Method and device for enhancing security of user security model

摘要

The disclosure discloses a method and system for enhancing the security of a user security model. In the solution of the disclosure, after a Simple Network Managing Protocol (SNMP) server acquires a multi-byte original password of a user, detects whether the original password is composed of a specific byte string repeated multiple times; and if so, the user is prompted to reconfigure a password.

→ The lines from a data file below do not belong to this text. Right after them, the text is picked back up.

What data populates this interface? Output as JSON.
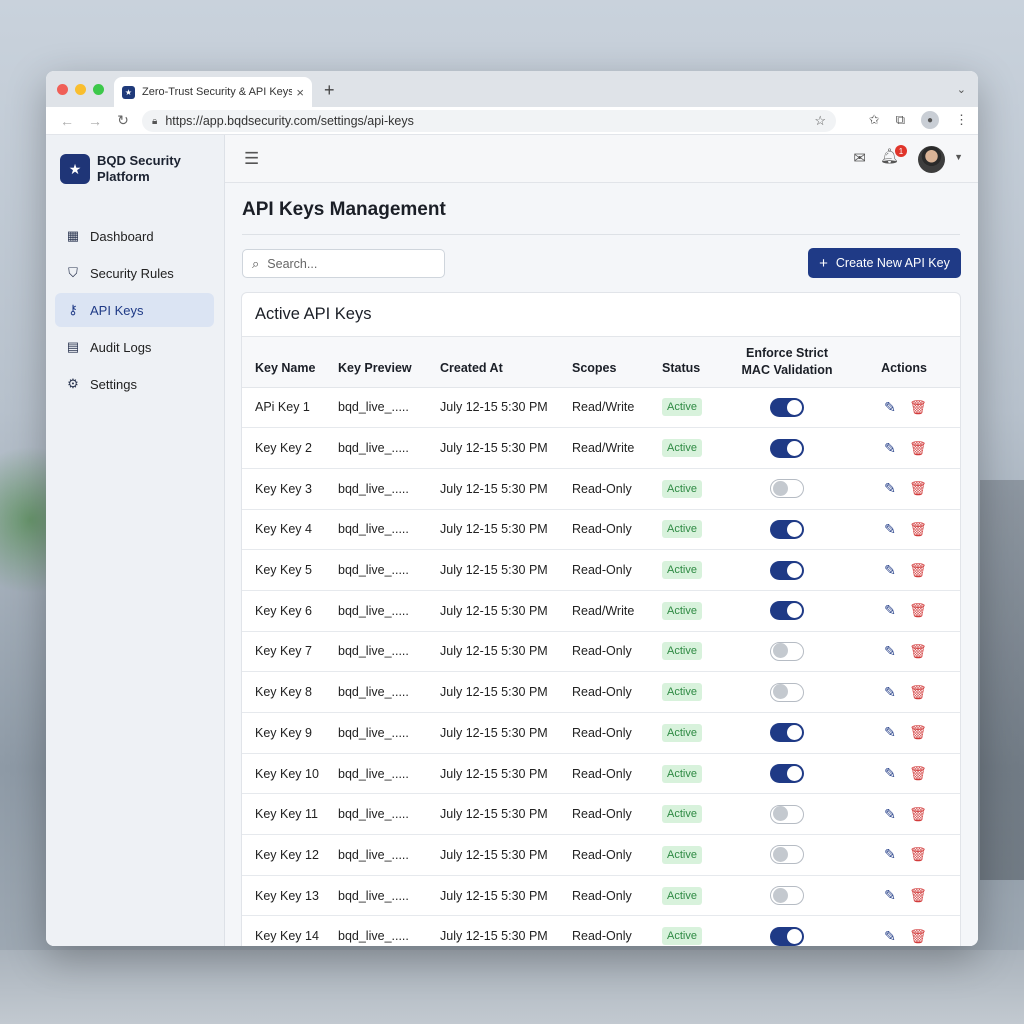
{
  "browser": {
    "tab_title": "Zero-Trust Security & API Keys",
    "url": "https://app.bqdsecurity.com/settings/api-keys"
  },
  "brand": {
    "name": "BQD Security Platform"
  },
  "sidebar": {
    "items": [
      {
        "label": "Dashboard",
        "icon": "dashboard-icon",
        "active": false
      },
      {
        "label": "Security Rules",
        "icon": "shield-icon",
        "active": false
      },
      {
        "label": "API Keys",
        "icon": "key-icon",
        "active": true
      },
      {
        "label": "Audit Logs",
        "icon": "document-icon",
        "active": false
      },
      {
        "label": "Settings",
        "icon": "gear-icon",
        "active": false
      }
    ]
  },
  "topbar": {
    "notification_count": "1"
  },
  "page": {
    "title": "API Keys Management",
    "search_placeholder": "Search...",
    "create_button": "Create New API Key"
  },
  "table": {
    "title": "Active API Keys",
    "headers": [
      "Key Name",
      "Key Preview",
      "Created At",
      "Scopes",
      "Status",
      "Enforce Strict MAC Validation",
      "Actions"
    ],
    "rows": [
      {
        "name": "APi Key 1",
        "preview": "bqd_live_.....",
        "created": "July 12-15 5:30 PM",
        "scopes": "Read/Write",
        "status": "Active",
        "mac": true
      },
      {
        "name": "Key Key 2",
        "preview": "bqd_live_.....",
        "created": "July 12-15 5:30 PM",
        "scopes": "Read/Write",
        "status": "Active",
        "mac": true
      },
      {
        "name": "Key Key 3",
        "preview": "bqd_live_.....",
        "created": "July 12-15 5:30 PM",
        "scopes": "Read-Only",
        "status": "Active",
        "mac": false
      },
      {
        "name": "Key Key 4",
        "preview": "bqd_live_.....",
        "created": "July 12-15 5:30 PM",
        "scopes": "Read-Only",
        "status": "Active",
        "mac": true
      },
      {
        "name": "Key Key 5",
        "preview": "bqd_live_.....",
        "created": "July 12-15 5:30 PM",
        "scopes": "Read-Only",
        "status": "Active",
        "mac": true
      },
      {
        "name": "Key Key 6",
        "preview": "bqd_live_.....",
        "created": "July 12-15 5:30 PM",
        "scopes": "Read/Write",
        "status": "Active",
        "mac": true
      },
      {
        "name": "Key Key 7",
        "preview": "bqd_live_.....",
        "created": "July 12-15 5:30 PM",
        "scopes": "Read-Only",
        "status": "Active",
        "mac": false
      },
      {
        "name": "Key Key 8",
        "preview": "bqd_live_.....",
        "created": "July 12-15 5:30 PM",
        "scopes": "Read-Only",
        "status": "Active",
        "mac": false
      },
      {
        "name": "Key Key 9",
        "preview": "bqd_live_.....",
        "created": "July 12-15 5:30 PM",
        "scopes": "Read-Only",
        "status": "Active",
        "mac": true
      },
      {
        "name": "Key Key 10",
        "preview": "bqd_live_.....",
        "created": "July 12-15 5:30 PM",
        "scopes": "Read-Only",
        "status": "Active",
        "mac": true
      },
      {
        "name": "Key Key 11",
        "preview": "bqd_live_.....",
        "created": "July 12-15 5:30 PM",
        "scopes": "Read-Only",
        "status": "Active",
        "mac": false
      },
      {
        "name": "Key Key 12",
        "preview": "bqd_live_.....",
        "created": "July 12-15 5:30 PM",
        "scopes": "Read-Only",
        "status": "Active",
        "mac": false
      },
      {
        "name": "Key Key 13",
        "preview": "bqd_live_.....",
        "created": "July 12-15 5:30 PM",
        "scopes": "Read-Only",
        "status": "Active",
        "mac": false
      },
      {
        "name": "Key Key 14",
        "preview": "bqd_live_.....",
        "created": "July 12-15 5:30 PM",
        "scopes": "Read-Only",
        "status": "Active",
        "mac": true
      }
    ]
  },
  "colors": {
    "accent": "#1f3a86",
    "danger": "#d23b3b",
    "success_bg": "#d8f2dc",
    "success_text": "#2e8a43"
  }
}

In accordance with the solution provided by the disclosure, the disclosure greatly enhances the security of version V3 for the SNMP server side, solves the problem that the vulnerability exists in the security defined in version V3 in the prior art, and avoids the security hidden danger caused by the fact that illegal users can use the password different from the password of the authorized user to log on the SNMP server.

主权项

1. A method for enhancing security of a user security model, comprising:
detecting, by execution on a processor, of software instructions stored in a memory of a Simple Network Managing Protocol Version 3 (SNMP V3) server, whether a multi-byte original password is composed of a specific byte string repeated multiple times, after the SNMP V3 server obtains the multi-byte original password of a user; and prompting the user to reconfigure a password when the multi-byte original password is composed of a specific byte string repeated multiple times, wherein the detecting whether the original password is composed of a specific byte string repeated multiple times comprises: detecting, by the SNMP V3 server, whether a first byte content of the password appears repeatedly in the original password byte string; if so, detecting, by the SNMP V3 server, whether the original password is comprised of only the repeating of one substring formed by content of the first byte with bytes preceding the firstly reappeared first byte content one or multiple times, if so, determining that the original password is composed of a specific byte string repeated multiple times; otherwise, determining that the original password is not composed of a specific byte string repeated multiple times.